Of course, when we’re talking about you know, DevSec for startups, and we know that at startups a lot of developers don’t have as much time to focus on security, and really trying to bring security to the forefront here. Because it’s obviously super important with everything we’ve seen happening, especially lately. So, what are some tips that you have for developers say, here’s one or two things you can do right now that won’t take too much of your life cycles in terms of development, and you can implement them right away?

Moshe Ferber: Okay. So, most of the companies that do SCA (static code analysis) for instance. They have their own open-source tools that in the click of a button can help you in making the first decisions. After that you grow into more commercial products. But first start with the open-source tools, they’re usually easier to integrate, okay. The biggest problem in application security is that these tools are not usually, the application security tools are not embedded by the cloud provider. I mean, the cloud provider gives us a lot of infrastructure tools, but not application security tools. So again, go to OWASP, they have great tools, and almost all the large vendors also have some kind of open-source version that you can use, okay.

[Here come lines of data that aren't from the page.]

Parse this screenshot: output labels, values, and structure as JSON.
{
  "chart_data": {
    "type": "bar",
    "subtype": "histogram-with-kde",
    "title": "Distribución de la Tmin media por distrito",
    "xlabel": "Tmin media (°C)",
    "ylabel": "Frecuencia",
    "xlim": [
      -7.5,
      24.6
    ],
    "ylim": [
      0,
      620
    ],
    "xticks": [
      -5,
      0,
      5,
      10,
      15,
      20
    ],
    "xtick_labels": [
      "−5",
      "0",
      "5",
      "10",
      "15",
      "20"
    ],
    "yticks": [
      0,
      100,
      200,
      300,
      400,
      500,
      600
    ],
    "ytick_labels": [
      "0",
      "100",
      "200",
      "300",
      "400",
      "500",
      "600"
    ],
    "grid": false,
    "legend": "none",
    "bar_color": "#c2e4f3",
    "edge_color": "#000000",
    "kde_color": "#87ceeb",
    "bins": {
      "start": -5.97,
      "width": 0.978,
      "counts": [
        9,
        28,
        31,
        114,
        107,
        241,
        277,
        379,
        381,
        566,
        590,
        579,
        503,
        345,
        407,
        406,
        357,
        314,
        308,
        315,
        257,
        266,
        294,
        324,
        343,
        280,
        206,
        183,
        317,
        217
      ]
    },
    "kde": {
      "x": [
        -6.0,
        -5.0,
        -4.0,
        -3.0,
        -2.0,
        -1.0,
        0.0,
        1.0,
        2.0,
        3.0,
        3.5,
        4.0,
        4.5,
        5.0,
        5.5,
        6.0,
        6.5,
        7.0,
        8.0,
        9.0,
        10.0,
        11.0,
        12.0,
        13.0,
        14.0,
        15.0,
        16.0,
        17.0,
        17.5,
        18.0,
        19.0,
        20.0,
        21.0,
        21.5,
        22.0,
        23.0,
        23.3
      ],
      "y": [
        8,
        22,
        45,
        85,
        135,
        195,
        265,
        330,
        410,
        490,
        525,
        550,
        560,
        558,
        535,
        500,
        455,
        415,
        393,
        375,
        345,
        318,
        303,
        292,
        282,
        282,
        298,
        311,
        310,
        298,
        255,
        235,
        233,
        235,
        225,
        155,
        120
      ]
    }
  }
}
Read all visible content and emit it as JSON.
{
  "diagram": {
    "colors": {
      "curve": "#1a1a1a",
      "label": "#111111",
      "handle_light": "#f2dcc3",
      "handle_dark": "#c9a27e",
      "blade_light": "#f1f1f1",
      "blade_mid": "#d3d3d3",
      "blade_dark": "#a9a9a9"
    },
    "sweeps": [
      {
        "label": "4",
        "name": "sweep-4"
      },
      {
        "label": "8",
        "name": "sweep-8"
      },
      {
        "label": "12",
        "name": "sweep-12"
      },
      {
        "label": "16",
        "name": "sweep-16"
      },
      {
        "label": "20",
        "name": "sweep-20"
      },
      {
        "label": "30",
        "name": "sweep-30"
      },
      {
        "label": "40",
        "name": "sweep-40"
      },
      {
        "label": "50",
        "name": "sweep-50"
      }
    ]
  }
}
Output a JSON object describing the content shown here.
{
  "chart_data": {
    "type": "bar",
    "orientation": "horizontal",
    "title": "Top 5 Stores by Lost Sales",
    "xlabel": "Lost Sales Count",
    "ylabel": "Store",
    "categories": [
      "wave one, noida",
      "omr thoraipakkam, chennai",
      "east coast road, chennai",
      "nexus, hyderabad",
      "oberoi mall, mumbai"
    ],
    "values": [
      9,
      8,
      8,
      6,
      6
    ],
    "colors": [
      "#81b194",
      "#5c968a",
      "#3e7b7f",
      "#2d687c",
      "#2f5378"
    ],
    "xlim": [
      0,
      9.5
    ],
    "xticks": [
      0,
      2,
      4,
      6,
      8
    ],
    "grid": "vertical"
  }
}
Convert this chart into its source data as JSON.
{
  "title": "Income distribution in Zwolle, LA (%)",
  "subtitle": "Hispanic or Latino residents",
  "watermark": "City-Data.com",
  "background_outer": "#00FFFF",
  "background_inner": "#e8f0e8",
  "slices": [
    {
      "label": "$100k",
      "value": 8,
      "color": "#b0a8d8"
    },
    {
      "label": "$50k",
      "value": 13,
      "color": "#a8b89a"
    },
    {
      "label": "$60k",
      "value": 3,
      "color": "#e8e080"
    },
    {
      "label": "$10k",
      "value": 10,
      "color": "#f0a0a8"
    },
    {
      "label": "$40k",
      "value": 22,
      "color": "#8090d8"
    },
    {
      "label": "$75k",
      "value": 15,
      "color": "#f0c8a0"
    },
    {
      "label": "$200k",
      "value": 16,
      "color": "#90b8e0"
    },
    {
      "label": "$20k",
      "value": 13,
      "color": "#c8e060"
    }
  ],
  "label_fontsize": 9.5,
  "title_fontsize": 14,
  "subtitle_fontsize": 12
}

Pay extra attention to your Kubernetes images. Many of the breaches in the last couple of years happened because of the wrong Kubernetes images. So, pay attention to Kubernetes images and make sure to use open-source for your dynamic analysis. I think this will get you for the first couple of versions safely.

There’s always a conflict. Most regulations forbid the developers to do, well to the production. I mean that’s separation of job roles. But on the other hand,, your startups, sometimes you don’t have operations, and sometimes the developers need to go to production. Build your policies in a way that the developers can access the production. They can make changes. They cannot break the production, okay. Meaning, work on the permissions closely and make sure that most only have the right permissions.

This will be very helpful when you get an audit from your customers. Just to show them that when the development team accesses production, they’re doing it under their own guardrails as we talked about. Look for managed services, okay. This is true for many aspects that a startup does. You don’t have the time and you don’t have the manpower. So, take shortcuts by using managed services for monitoring, for testing. Use software as a service instead of building your own tools because it will save you time and operational burden.

Jeremy Hess: Perfect Moshe. Wow, thank you so much for those details. Now, before we wrap up, do you want to just give a little bit, something that you want to shout out, an event that you’re doing coming up. Anything like that?

Moshe Ferber: Well, our cyber week is coming in June. This is Israel’s largest conversation. And if you’re interested in cloud security, we always have an event there, talks about innovation and new stuff. You’re welcome to join us. Second, we are working on the next version of cloud security for startups with the CSA. Currently we are looking for contributors. If you’re able to contribute, if you have expertise in one of the areas of security management – of application security or platform security in the environment that startups are working on. Meaning the cloud environment, CI/CD, and in security management relevant to challenges of startups, then we are looking for both contributors who can write but also peer review. And look at our Facebook group where we publish all of this. It’s called Cloud Security Alliance Israel. Feel free to join it. It’s not limited to only Israelis; it’s open to everybody who wants to contribute, and come over and join us in this effort.

Jeremy Hess: Perfect. Thanks so much Moshe for your time, and hopefully we will be in touch again around cyber week. If not, then maybe around the version two of the CSA document. So, thanks again for your time. We learned an immense amount from you, and we look forward to the next time.

Moshe Ferber: Thanks a lot Jeremy. Thank you for having me.

Jeremy Hess: It’s a pleasure. Have a great day.